Bringing Pernod-Ricard back into family hands
The grandson of Paul Ricard, Alexandre, became the youngest head of a CAC 40 company on 11th February 2015 when he took up his dynastic position at the world’s number two company in wine and spirits.
Pernod-Ricard, a company now worth $10.8 billion, was created in 1975 when two French rivals merged. The French drinks giant also own brands including Irish Distillers Group (Jamesons Irish Whiskey), Allied Domecq (Ballentine’s whiskey, Malibu, Mumm and Perrier-Jouët champagnes), and Swedish group Vin & Sprit, owner of Absolut Vodka, today’s top selling vodka in the US.
This long-planned move to make Ricard chairman and CEO was announced in 2012, shortly after Chairman Patrick Ricard (Alexandre’s uncle) suddenly died. Bringing the company back into family hands, he will take over from previous CEO Pierre Pringuet, the only non-Ricard CEO since the group’s creation.

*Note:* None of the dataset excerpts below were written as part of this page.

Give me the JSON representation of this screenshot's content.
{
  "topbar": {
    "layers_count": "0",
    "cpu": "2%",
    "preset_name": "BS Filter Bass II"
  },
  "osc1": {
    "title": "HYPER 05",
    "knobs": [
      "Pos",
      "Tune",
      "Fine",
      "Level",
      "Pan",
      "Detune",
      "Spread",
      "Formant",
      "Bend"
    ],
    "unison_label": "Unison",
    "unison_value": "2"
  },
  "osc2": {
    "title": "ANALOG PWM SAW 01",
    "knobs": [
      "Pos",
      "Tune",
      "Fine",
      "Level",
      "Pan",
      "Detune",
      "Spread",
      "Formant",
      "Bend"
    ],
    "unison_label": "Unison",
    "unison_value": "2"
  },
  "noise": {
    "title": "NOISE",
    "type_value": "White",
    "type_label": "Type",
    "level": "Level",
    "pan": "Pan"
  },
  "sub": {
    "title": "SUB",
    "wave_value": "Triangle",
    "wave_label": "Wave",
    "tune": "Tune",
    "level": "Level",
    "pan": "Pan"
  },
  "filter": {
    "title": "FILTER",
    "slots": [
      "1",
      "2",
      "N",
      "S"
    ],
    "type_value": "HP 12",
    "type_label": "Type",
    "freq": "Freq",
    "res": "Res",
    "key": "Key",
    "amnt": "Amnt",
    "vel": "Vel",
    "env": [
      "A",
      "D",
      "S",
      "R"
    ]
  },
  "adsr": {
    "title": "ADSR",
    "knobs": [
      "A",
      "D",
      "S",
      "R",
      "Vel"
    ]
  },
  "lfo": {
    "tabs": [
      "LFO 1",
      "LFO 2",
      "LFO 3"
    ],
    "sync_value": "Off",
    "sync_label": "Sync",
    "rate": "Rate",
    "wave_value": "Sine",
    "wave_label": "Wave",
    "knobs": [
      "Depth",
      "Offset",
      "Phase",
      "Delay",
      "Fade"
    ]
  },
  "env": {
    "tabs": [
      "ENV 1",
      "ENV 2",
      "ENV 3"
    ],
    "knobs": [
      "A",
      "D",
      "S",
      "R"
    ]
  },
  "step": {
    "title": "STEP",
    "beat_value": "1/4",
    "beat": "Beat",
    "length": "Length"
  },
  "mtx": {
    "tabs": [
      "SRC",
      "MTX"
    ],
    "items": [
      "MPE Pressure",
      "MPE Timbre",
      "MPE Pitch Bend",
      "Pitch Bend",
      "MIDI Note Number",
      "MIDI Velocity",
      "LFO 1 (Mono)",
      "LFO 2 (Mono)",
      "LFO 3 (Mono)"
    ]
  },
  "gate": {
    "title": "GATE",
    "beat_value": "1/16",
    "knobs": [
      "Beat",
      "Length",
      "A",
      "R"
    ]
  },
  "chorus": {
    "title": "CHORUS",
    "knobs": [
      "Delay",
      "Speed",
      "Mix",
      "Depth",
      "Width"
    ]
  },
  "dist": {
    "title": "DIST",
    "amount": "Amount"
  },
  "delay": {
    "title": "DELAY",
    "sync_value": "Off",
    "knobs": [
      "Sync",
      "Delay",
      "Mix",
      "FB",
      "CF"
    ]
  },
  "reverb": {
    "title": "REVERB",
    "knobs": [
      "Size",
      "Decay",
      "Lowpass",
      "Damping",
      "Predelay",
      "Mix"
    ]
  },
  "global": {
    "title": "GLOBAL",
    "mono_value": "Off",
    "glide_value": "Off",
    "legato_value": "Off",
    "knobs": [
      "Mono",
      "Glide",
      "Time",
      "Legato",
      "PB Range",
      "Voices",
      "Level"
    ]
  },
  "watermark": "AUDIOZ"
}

A story of merit over birth
But while family-controlled firms are more powerful than one would think in this modern age of entrepreneurs and education – making up 19% of the companies in the Fortune Global 500 – the story of Alexandre Ricard is not one of birth over merit
Born in May 1972, Ricard studied on home soil at the prestigious ESCP Business School (Ecole Supérieure de Commerce de Paris) graduating as one of the top in his class before moving to the US where he studied an MA in International Relations at the University of Pennsylvania and an MBA with majors in Finance and Entrepreneurship at the Wharton School of Business. Following his studies, Ricard then spent much of his early career in London, at both Morgan Stanley and Accenture.
He came home to France and his family heritage in 2003, and keen to experience every area of the business and the different markets around the world, he took varied positions running both distribution and finance in Ireland and Japan. He finally joined the Paris top management in 2011, and took the positions of COO and Deputy CEO in 2012.
Pernod-Ricard suffering slowing sales
But the 42-year-old Ricard takes his position as head of the family at a tricky time. Net profit dropped 5% in the first six months of 2014. And sales are slow in some of the company’s crucial markets: in China, sales are down 23% off the back of the Chinese fight on corruption, and in the US, tough competition and diminished demand for flavoured vodka and sugary spirits, which have traditionally served Pernod-Ricard well in the US, are hitting the company hard.
Accelerating a digital strategy
But this young CEO is confident, and has plans to take his grandfather’s legacy past the current market leader Diageo to become the largest spirits group in the world.
His first step has been to centre business strategies on luxury. The company is now targeting high net worth travellers around the world in Duty Free, pushing a luxury brand awareness, creating aspirational shopper experiences, and stamping individuality on local markets.
And to achieve all this, as a true product of his generation, for Ricard digital innovation is key. From viral star-studded videos that are attracting millions of views, to digital hubs, at-home bar appliances like the Gutenberg Project, and wearable-tech t-shirts that can display personalised messages, Ricard is bringing his grandfather’s company into the modern day. He is also pushing online sales through collaborations with companies such as Tesco and Wallmart, he is streamlining working systems with both a corporate social network Chatter and a global intranet, My Brands, and he is investing in big data and CRM to gain consumer insights.
And as long as he gets the company’s product offering right in each of his markets, it seems likely that Ricard will prove himself to be the right man to turn the fortunes of his family’s business around.